KAPAL GOYANG KAPTEN (2019)

4 komentar
Setelah (gagal) memancing tawa melalui pembajakan pesawat di Flight 555 tahun lalu, Raymond Handaya melahirkan sau lagi komedi seputar pembajakan transportasi, tapi kali ini, latarnya beralih dari udara ke perairan dan pulau terpencil. Perubahan itu rupanya berdampak, karena cakupan kapal dan pulau tidak sesempit pesawat, yang berarti bertambahnya hal untuk dieksplorasi. Walau tidak lebih pintar, Kapal Goyang Kapten jelas lebih lucu.

Kapal tersebut dimiliki Gomgom (Babe Cabita), pemilik usaha wisata kecil di Manado. Begitu kecil, posisi pemandu tur, sopir bus, dan kapten kapal diemban oleh Gomgom seorang, suatu kondisi yang rutin dijadikan bahan banyolan di paruh awal.

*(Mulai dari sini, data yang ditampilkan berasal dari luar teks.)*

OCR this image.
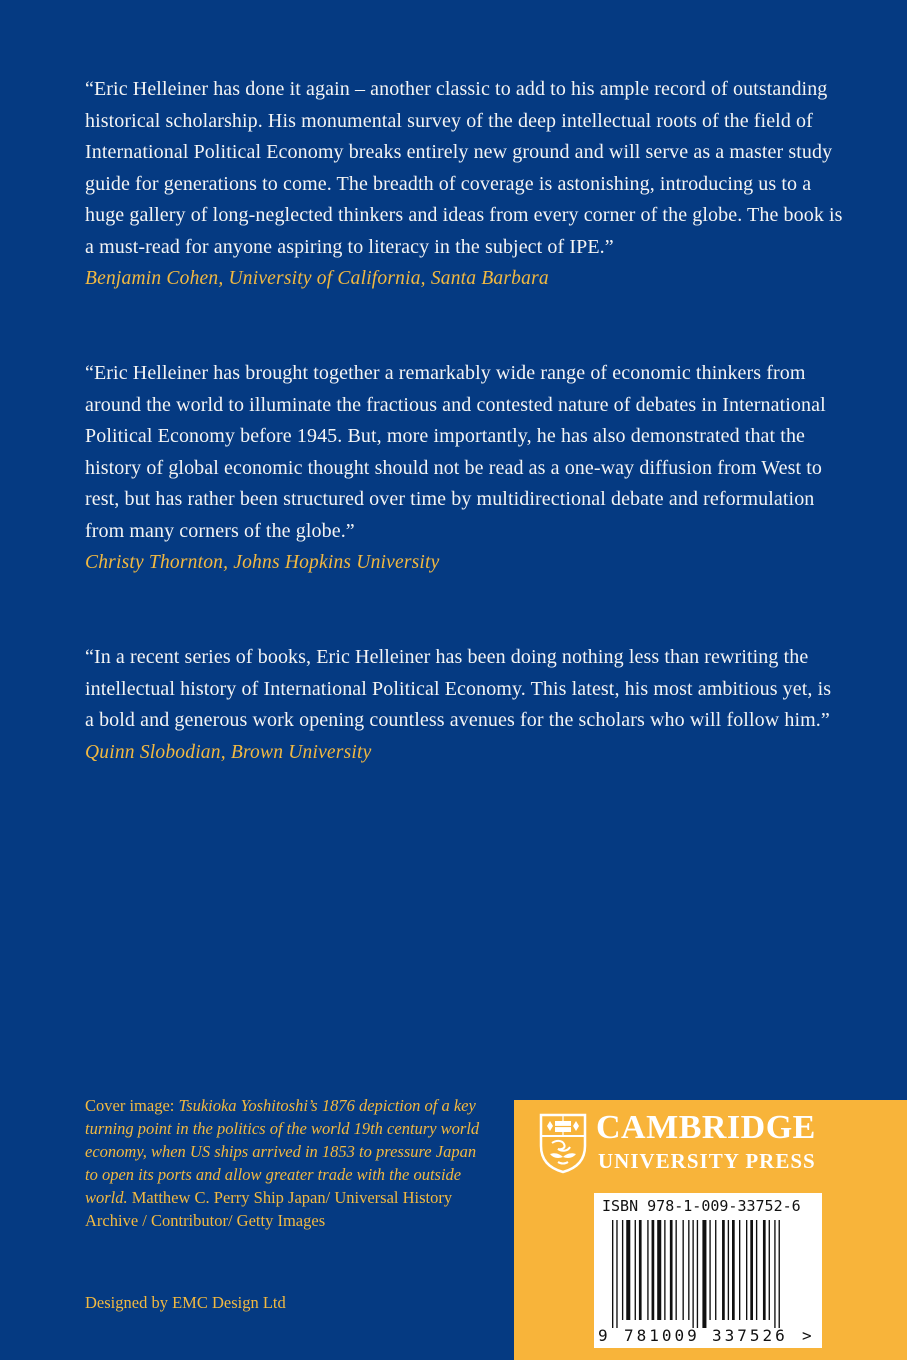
“Eric Helleiner has done it again – another classic to add to his ample record of outstanding historical scholarship. His monumental survey of the deep intellectual roots of the field of International Political Economy breaks entirely new ground and will serve as a master study guide for generations to come. The breadth of coverage is astonishing, introducing us to a huge gallery of long-neglected thinkers and ideas from every corner of the globe. The book is a must-read for anyone aspiring to literacy in the subject of IPE.”

Benjamin Cohen, University of California, Santa Barbara

“Eric Helleiner has brought together a remarkably wide range of economic thinkers from around the world to illuminate the fractious and contested nature of debates in International Political Economy before 1945. But, more importantly, he has also demonstrated that the history of global economic thought should not be read as a one-way diffusion from West to rest, but has rather been structured over time by multidirectional debate and reformulation from many corners of the globe.”

Christy Thornton, Johns Hopkins University

“In a recent series of books, Eric Helleiner has been doing nothing less than rewriting the intellectual history of International Political Economy. This latest, his most ambitious yet, is a bold and generous work opening countless avenues for the scholars who will follow him.”

Quinn Slobodian, Brown University

Cover image: Tsukioka Yoshitoshi’s 1876 depiction of a key turning point in the politics of the world 19th century world economy, when US ships arrived in 1853 to pressure Japan to open its ports and allow greater trade with the outside world. Matthew C. Perry Ship Japan/ Universal History Archive / Contributor/ Getty Images
Designed by EMC Design Ltd
CAMBRIDGE
UNIVERSITY PRESS
ISBN 978-1-009-33752-6
9 781009 337526 >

Turis yang jadi kliennya sekarang adalah Tiara (Yuki Kato),  Burhan (Arief Didu) beserta istri (Asri Welas) dan puterinya (Romaria Simbolon), pasangan suami-istri Darto (Yusril) dan Salma (Naomi Papilaya), serta tiga mahasiswa Noni (Andi Anissa), Cika (Ryma Gembala) dan Agung (Ananta Rispo).

Sementara itu, pemuda kaya asal Jakarta, Daniel (Ge Pamungkas), juga baru tiba di Manado setelah kabur dari rumah guna membuktikan bahwa ia bisa hidup mandiri tanpa bergantung pada uang ayahnya (Roy Marten). Sementara waktu, Daniel menetap di rumah mantan sopir pribadinya, Cakka (Muhadkly Acho). Cakka sendiri tengah mengalami masalah berupa ketidakmampuan finansial guna mengobati penyakit sang ibu. Bersama Bertus (Mamat Alkatiri), ia berencana membajak kapal Gomgom. Walau awalnya menolak, didorong keinginan membantu Cakka, Daniel memutuskan bergabung.

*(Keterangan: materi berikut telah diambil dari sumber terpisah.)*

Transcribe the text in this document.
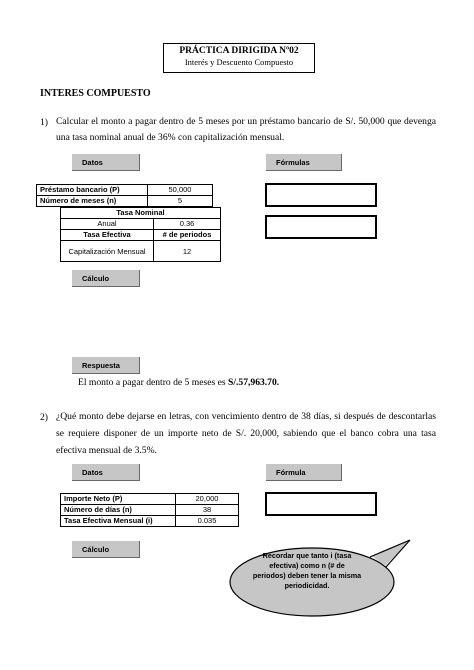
PRÁCTICA DIRIGIDA Nº02
Interés y Descuento Compuesto
INTERES COMPUESTO
1) Calcular el monto a pagar dentro de 5 meses por un préstamo bancario de S/. 50,000 que devenga
una tasa nominal anual de 36% con capitalización mensual.
Datos	Fórmulas
Préstamo bancario (P)	50,000
Número de meses (n)	5
Tasa Nominal	
Anual	0.36
Tasa Efectiva	# de periodos
Capitalización Mensual	12
Cálculo
Respuesta
El monto a pagar dentro de 5 meses es S/.57,963.70.
2) ¿Qué monto debe dejarse en letras, con vencimiento dentro de 38 días, si después de descontarlas
se requiere disponer de un importe neto de S/. 20,000, sabiendo que el banco cobra una tasa
efectiva mensual de 3.5%.
Datos	Fórmula
Importe Neto (P)	20,000
Número de días (n)	38
Tasa Efectiva Mensual (i)	0.035
Cálculo
Recordar que tanto i (tasa efectiva) como n (# de periodos) deben tener la misma periodicidad.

Bisa ditebak, akibat aksi amatiran ditambah sisi manja Daniel, pembajakan tersebut berantakan. Alih-alih mendapat uang, mereka bertiga, bersama seluruh penumpang, justru terdampar di pulau terpencil setelah kapal kehabisan solar. Kedua belah pihak pun terpaksa mengesampingkan perbedaan, berdamai demi bertahan hidup dann mencari jalan pulang.

Humor recehnya, yang mayoritas berupa kelakar dan plesetan bodoh, tingkah laku bodoh, atau bentuk kebodohan lain, masih sama, namun ketika Flight 555 menyia-nyiakan premis dan latar uniknya, Kapal Goyang Kapten, walau belum bisa disebut maksimal, menanganinya dengan lebih baik. Setidaknya humor datang dari situasi khusus terkait kapal, survival, maupun pembajakan, daripada sekadar kekonyolan acak.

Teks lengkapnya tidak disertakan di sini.